Sunday, July 17, 2011

If Church Were A Business : Part 2

If we are to re-imagine church as a business, in the biblical sense of the ‘oikos,’ then we need to ask questions of the nature of the business itself, the role of the head of the family, and the roles of the rest of the family.  Here are a few thoughts.

The nature of our business:

Providing a context for worship is not the family business.  Worship is one aspect of what the family does together.  In the Greco-Roman home, the family lived around the courtyard behind the shop-front; and in the Greco-Roman Christian home, worship took place in the dining-room, around the context of the shared meal.  Corporate worship is not our ‘shop-front’ we draw people into.  The shop-front is something else, and in the context of going about our business we build relationships, and having established a relationship with someone we might invite them to experience our family-life.  But the family business is something that enables us to participate in and contribute to the wider economy in which we are set.  And ideally that business, whatever it is, ought to generate income.

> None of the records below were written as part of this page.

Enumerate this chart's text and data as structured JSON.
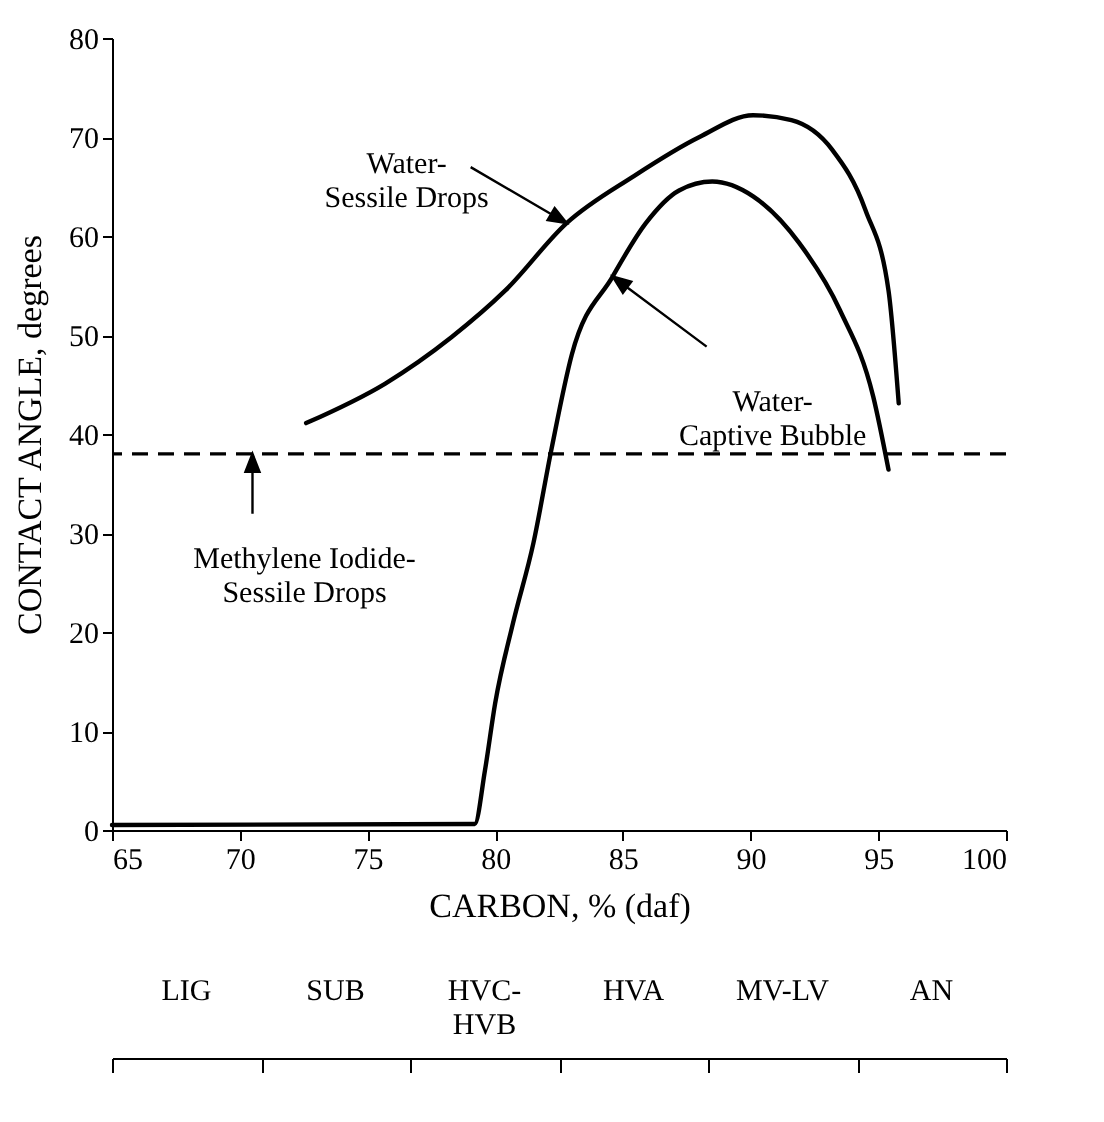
{
  "chart_data": [
    {
      "type": "line",
      "xlabel": "CARBON, % (daf)",
      "ylabel": "CONTACT ANGLE, degrees",
      "xlim": [
        65,
        100
      ],
      "xticks": [
        65,
        70,
        75,
        80,
        85,
        90,
        95,
        100
      ],
      "ylim": [
        0,
        80
      ],
      "yticks": [
        0,
        10,
        20,
        30,
        40,
        50,
        60,
        70,
        80
      ],
      "marker": "none",
      "line_style": "solid",
      "series": [
        {
          "name": "Water-Sessile Drops",
          "color": "#000000",
          "x": [
            72.6,
            75.7,
            78.3,
            80.4,
            82.8,
            85.4,
            88.0,
            90.1,
            91.6,
            93.2,
            94.5,
            95.4,
            95.8
          ],
          "values": [
            41.1,
            45.1,
            49.8,
            54.5,
            61.3,
            66.0,
            70.0,
            72.2,
            71.7,
            68.7,
            62.6,
            54.5,
            43.1
          ]
        },
        {
          "name": "Water-Captive Bubble",
          "color": "#000000",
          "x": [
            65,
            79.2,
            79.6,
            80.0,
            80.7,
            81.5,
            82.2,
            83.0,
            84.6,
            85.9,
            87.2,
            88.5,
            90.1,
            91.9,
            93.5,
            94.8,
            95.4
          ],
          "values": [
            0.5,
            0.6,
            6,
            12.8,
            20.9,
            29.0,
            38.4,
            48.0,
            55.9,
            61.3,
            64.6,
            65.5,
            64.0,
            59.3,
            52.5,
            43.8,
            36.4
          ]
        }
      ],
      "ref_lines": [
        {
          "axis": "y",
          "value": 38,
          "color": "#000000",
          "line_style": "dashed"
        }
      ],
      "annotations": [
        {
          "text": "Methylene Iodide-Sessile Drops",
          "x": 70.5,
          "y": 38
        }
      ]
    },
    {
      "type": "other",
      "categories": [
        "LIG",
        "SUB",
        "HVC-HVB",
        "HVA",
        "MV-LV",
        "AN"
      ]
    }
  ]
}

So we ought to ask, what business opportunity is there in the place God has set us?  In a small village, it might be running the shop and Post Office; in a market-town square, a cafe; in a major city context, it might be producing courses that can be franchised (family businesses can grow to be very large: there is nothing inherently wrong with being a large church, though I would suggest that a large church built on the worship experience is unhealthy, and probably draws Christians from other churches rather than grows as a result of mission).  It might be after-school homework clubs, or debt counselling, or any of a hundred and one other things (though no one church can attend to a hundred and one things well).

The role of the head of the family:

If church is a family business, then there needs to be a head of the family: family businesses do not thrive where there is a free-for-all approach.
The main roles of the head of the family are to carry the vision;
to help every member of the family to identify how they can best contribute to the family business, according to the gifts they have, and to ensure that they get the necessary training and tools to do fulfil their role;
to host the family meal (in my tradition, we call that meal Holy Communion or the Eucharist);
and to represent the family before the heads of other family businesses.
It is not the role of the head of the family to work on behalf of everyone else; and it is not the role of the head of the family to micro-manage them, either.

The roles of the rest of the family:

In a family business, everyone has a vested-interest, and everyone must pull their weight.  I was struck by a passage in a novel I read a while back, in which a man recalled growing up on a farm: he had not been a physical boy, but was a gifted mathematician; and for a while his unwillingness to help caused a rift between the family, until his father confronted him: he need not work the land – other than those times, such as harvest, when everyone must pitch in – but he must contribute, nonetheless; and so he trained in order to help keep the farm accounts in order.  Everyone has a role to play, appropriate to the gifts they have been given – and everyone needs to understand where they ‘fit in’ in relation to everyone else.  Competition within the family will result in division and loss, and so we must attend to our relationships as well as our tasks: we must share life together.

Of course, our context has become different from that of the ‘oikos’: we don’t live and work as family units, and members of a local congregation live in several family units and work in a diversity of employment (including retirement, and volunteering).  This means that our church commitment is ‘time poor’ in comparison.  Nonetheless, I believe we need to re-imagine church as a family business – as opposed to a place of sustenance for individuals – and that we can do this to a considerable extent...

1 comment:

  1. Caveat: in this post, I am using the term 'worship' as we have generally come to understand it - sung, or liturgical, or eucharistic - rather than in the wider sense that everything we do can be an offering of worship.